As a graduate of The School of the Art Institute of Chicago and a former public relations executive, K’era returned to her artistic roots in 2016 and shortly thereafter, expanded her practice beyond fine art. Through k-apostrophe, a home goods line, she transforms her multimedia works into woven decorative textiles. She collaborates with artisans in Mexico and the United States, bringing her artistic vision into functional pieces that have garnered attention from major brands and publications, including a 2021 feature cover in Dwell Magazine's annual emerging designer issue.
Jen Garrido
Jen Garrido Leaving the Zone, Mixed Media on Canvas, 2024
Jen Garrido creates paintings that reflect internal dialogue, natural forms, and the materials she works with. She attunes to a study of self that guides her through feeling lost, found, and lost again. Formal elements are inspired by nature—they excavate, uncover, and unearth. And she attunes to her relationship with the medium of the paint or drawing materials, projecting images and forms from a play between her inner landscape and the outside world onto the surface of the canvas. Palette emerges from feeling rather than preconception.
Garrido’s paintings are meditations on the various parts of her identity. Her process is unstructured but results in the possibility of a structure, building something of a dictionary, or reference book, of the shapes she finds along the way. They are symptoms of an exploration of how shapes might relate to each other, repeating, climbing, leaning, and piling. Weighing ambiguity with representation, a desire for decoration, adding, subtracting, abstracting and transforming, she gradually arrives at a final composition.

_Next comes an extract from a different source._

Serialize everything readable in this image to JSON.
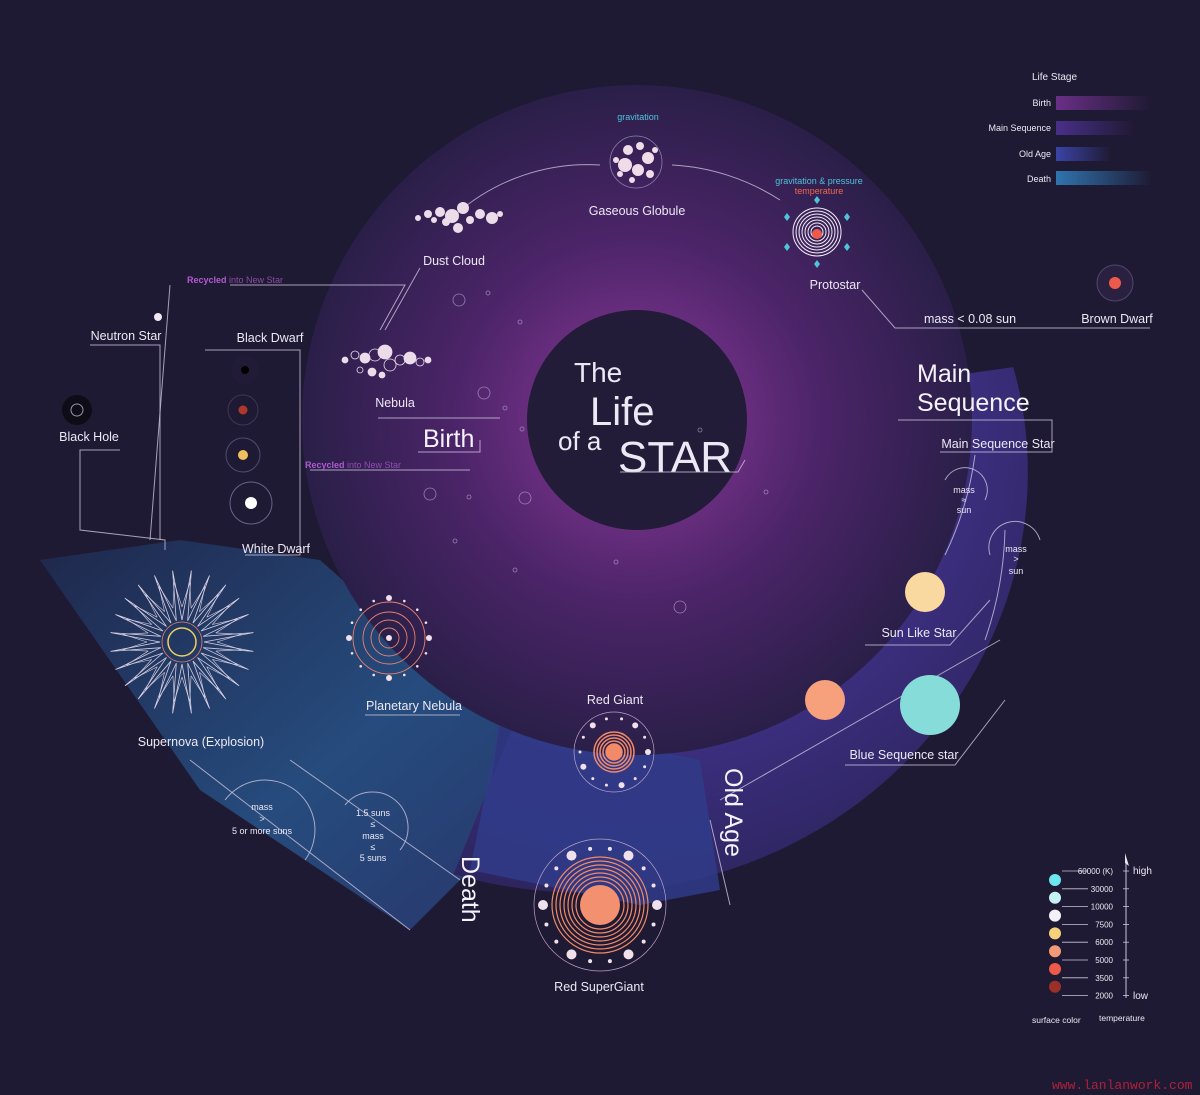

A Los Angeles native, Garrido currently lives and works in San Francisco. In addition to being a painter, Jen Garrido is the artist behind Jenny Pennwood, her alter-art-ego and small-batch textile-based line of home goods and wearables. Ultimately, the bodies of work are in conversation with each other and are driven by the principle of a blissful alliance between all colors.
Website: jengarrido.com
Melina Finkelstein
Melina Finkelstein, Intergalactic Chill, 36” x 36”, acrylic on wood, 2024
Melina Finkelstein is a non-objective painter, textile artist, rug designer and preservationist. She paints geometric patterns on wood and fabric, weaves tapestries on repurposed stretcher bars and collaborates with rug producers In Oaxaca, Mexico and Kathmandu, Nepal to make one-of-a-kind custom rugs and tapestries. Between 2002 and 2018 Melina established herself as a leading Bay Area rug designer as the co-founder and creative director of Peace Industry which closed in 2018 due to trade sanctions with Iran. Established in 2020, her Casa Muñiz Design collaboration with master Zapotec weavers in Oaxaca marked her first solo brand. Peace Industry ™ is a renewal of her life’s work aimed at preserving her felt rug legacy by training women artisans in Nepal. Finkelstein traveled to Kathmandu in April of 2024 to transfer her knowledge to her new collaboration partners. Finkelstein began her career in fashion in New York in the mid 90’s where she worked as a technical consultant. This early business experience was the catalyst for her desire to imagine a more fair model.
A list of subjects and themes both past and present: bright and pastel colors, club culture, neon lights, modernist and Art Deco shapes and forms, modern architecture, vintage fabric, shiny and metallic textures, abundance, memory, celebration, joy, innocence, pattern, fashion, flowers, stripes, grids.